Impact of Saltation on the Modeling of Heat Transfer for High Reynolds Number Particle-Laden Flows
Open Access
Author:
Vickerson, Zachary
Graduate Program:
Mechanical Engineering
Degree:
Master of Science
Document Type:
Master Thesis
Date of Defense:
November 30, 2021
Committee Members:
Mary Frecker, Program Head/Chair Robert Francis Kunz, Thesis Advisor/Co-Advisor Mike Manahan, Jr., Committee Member
Keywords:
multiphase flow heat transfer particle transport computational fluid dynamics
Abstract:
The heat transfer performance of a particle-laden flow has design implications for a wide range of industries. The objective of this thesis is to improve a previously proposed Eulerian CFD model for the heat transfer of a highly mass loaded high Reynolds number particle-laden flow.

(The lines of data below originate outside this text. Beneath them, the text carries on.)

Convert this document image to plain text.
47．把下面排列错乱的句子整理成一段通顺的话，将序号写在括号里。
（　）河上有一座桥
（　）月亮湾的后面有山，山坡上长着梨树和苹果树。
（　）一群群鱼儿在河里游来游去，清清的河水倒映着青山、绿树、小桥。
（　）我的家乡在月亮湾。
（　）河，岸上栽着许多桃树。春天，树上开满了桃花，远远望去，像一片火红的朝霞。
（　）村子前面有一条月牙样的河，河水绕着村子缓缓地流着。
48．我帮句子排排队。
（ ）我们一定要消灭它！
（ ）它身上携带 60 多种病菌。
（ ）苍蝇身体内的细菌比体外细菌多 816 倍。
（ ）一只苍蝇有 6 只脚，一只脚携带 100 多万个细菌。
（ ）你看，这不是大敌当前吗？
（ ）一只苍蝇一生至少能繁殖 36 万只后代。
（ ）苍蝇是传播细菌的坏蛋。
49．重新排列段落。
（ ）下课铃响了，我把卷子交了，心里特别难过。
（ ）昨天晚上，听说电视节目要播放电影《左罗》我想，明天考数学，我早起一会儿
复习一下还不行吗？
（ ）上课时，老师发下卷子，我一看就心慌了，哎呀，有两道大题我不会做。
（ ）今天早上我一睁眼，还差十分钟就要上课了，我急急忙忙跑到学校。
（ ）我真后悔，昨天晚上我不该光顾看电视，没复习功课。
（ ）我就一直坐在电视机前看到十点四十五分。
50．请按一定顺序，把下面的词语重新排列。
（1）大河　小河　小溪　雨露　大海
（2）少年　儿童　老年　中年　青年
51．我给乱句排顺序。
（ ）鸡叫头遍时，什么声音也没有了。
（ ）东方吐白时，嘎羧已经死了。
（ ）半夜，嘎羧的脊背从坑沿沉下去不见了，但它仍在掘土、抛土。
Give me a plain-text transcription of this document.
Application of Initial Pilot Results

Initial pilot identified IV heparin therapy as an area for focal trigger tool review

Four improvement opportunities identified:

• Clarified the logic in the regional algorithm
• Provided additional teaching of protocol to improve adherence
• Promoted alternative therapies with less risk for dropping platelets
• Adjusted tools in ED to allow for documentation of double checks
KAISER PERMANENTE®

Experimentation had shown that a layer of copper particles accumulated on the bottom of the flow channel. The previous two field (gas + dispersed particle) model was extended to include a third field to represent this particle layer. Mass transfer models were developed to account for the deposition of particles from dispersed to particle layer and from particle layer back to dispersed. New drag and heat transfer models were developed to account for the interaction of the particle layer field with the core gas flow. The model is tested and implemented using NPHASE, an Eulerian Multiphase flow CFD solver, and suggestions for improvement are proposed.